Kristin Burney taught the calculus classes this semester, and had been mentored by Partridge in previous semesters. For example, in fall 2013, they taught different sections of the same class. The friendship the colleagues shared is evident in Partridge’s office, where a bulletin board still hangs above Partridge’s desk. On it is a photo of Burney’s children, and a couple drawings of Partridge’s cat, in crayon, by Burney’s son.

Partridge was “in and out of the hospital” in recent months, Ames said, but math professors dropped by her home to visit her “probably almost every day.”

In previous semesters, it was sometimes hard to get much work done when they were both in their shared office, Ames said. They would end up chatting, whether about students or other things.

“She knew how to make the students feel special. They knew she cared,” Ames said. “And her favorite thing was to call them a rock star.”

Partridge taught math in the Norfolk public school system from 1985 to 2012, as well as teaching at Tidewater Community College from 2004 to 2012, Sprouse said.

Thomas Smigiel, now principal of Academy for Discovery at Lakewood and a Norfolk city councilman, remembered her fondly. He took three math classes from her at Norview High School and then taught at Norview with her as his department chair.linda-partridge-from-blake-partridge-1

“Linda had a spirit unlike anyone I have ever met,” Smigiel said. “She treated you like family. Some of us called her Mama P because she would take care of you like a mom…She loved to laugh, loved her Steelers and loved her students.”

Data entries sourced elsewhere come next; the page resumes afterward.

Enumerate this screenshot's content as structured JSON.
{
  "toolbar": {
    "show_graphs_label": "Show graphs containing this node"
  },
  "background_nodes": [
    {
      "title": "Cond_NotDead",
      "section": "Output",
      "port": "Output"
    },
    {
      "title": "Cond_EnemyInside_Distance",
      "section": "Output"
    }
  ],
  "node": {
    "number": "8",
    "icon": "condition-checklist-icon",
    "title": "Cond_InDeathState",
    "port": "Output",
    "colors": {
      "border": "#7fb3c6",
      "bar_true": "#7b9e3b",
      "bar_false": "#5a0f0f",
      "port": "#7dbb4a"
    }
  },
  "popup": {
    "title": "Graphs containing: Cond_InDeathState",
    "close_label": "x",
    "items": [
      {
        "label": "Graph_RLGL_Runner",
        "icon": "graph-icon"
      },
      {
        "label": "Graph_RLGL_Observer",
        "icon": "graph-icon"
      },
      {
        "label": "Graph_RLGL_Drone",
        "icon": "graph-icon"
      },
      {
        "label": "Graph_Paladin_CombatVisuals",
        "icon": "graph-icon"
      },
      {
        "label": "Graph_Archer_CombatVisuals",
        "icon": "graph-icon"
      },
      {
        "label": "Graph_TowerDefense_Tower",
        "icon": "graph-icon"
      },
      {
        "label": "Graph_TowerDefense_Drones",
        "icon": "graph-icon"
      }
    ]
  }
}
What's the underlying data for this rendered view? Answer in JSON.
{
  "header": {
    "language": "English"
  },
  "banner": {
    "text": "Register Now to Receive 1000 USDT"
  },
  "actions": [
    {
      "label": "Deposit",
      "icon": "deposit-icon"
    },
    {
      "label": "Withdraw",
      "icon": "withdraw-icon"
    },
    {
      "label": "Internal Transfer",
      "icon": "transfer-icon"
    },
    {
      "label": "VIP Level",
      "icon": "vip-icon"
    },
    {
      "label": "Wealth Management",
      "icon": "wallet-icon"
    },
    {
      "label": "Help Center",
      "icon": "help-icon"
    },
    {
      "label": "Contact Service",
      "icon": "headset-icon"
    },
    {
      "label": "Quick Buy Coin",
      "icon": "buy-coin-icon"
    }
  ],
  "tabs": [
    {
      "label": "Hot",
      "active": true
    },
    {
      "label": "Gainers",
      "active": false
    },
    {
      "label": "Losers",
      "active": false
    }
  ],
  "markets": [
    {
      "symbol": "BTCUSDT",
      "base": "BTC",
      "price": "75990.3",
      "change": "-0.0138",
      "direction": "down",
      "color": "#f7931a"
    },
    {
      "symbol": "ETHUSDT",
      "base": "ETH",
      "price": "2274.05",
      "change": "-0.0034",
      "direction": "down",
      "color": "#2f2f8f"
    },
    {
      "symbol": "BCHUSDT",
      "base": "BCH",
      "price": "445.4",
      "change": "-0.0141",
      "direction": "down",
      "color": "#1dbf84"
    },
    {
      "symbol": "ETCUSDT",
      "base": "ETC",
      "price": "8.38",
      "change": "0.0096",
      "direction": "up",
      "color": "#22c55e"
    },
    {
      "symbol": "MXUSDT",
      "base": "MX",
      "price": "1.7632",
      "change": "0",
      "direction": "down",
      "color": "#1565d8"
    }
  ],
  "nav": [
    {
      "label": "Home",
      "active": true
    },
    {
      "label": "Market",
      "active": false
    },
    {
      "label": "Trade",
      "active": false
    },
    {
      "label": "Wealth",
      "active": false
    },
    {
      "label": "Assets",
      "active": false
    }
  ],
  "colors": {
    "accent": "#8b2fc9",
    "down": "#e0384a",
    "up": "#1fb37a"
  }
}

Junior math major Matthew Kirkbride had personal experience of her football fandom. He was Partridge’s teaching assistant for Math 136, a calculus class. He’s a Patriots fan, which meant Partridge would needle him about football, as fans will. Although it wasn’t football season when he TA’d for her, she’d “find ways to bring it up.”

“She had a pretty strong personality,” he said, which was “entertaining.”

“She’d bring candy,” he said, and announce interesting little facts about cats at the end of class “to get the participation up a little bit.” She also brought snack cakes to class on Pi Day. He said he has never heard anyone say “I didn’t like her.”

“I could really tell that she cared about the students,” he said, because she would talk to Matt about them to figure out how they were doing learning the material. Knowing he was interested in becoming a math teacher, she talked with him about how the educational system failed some students, sending them to college less prepared than they should be for college math.

“It really saddened her when there were certain students who weren’t getting it. I’m sure that all professors really do care, but I’ve never seen one who made it that clear.”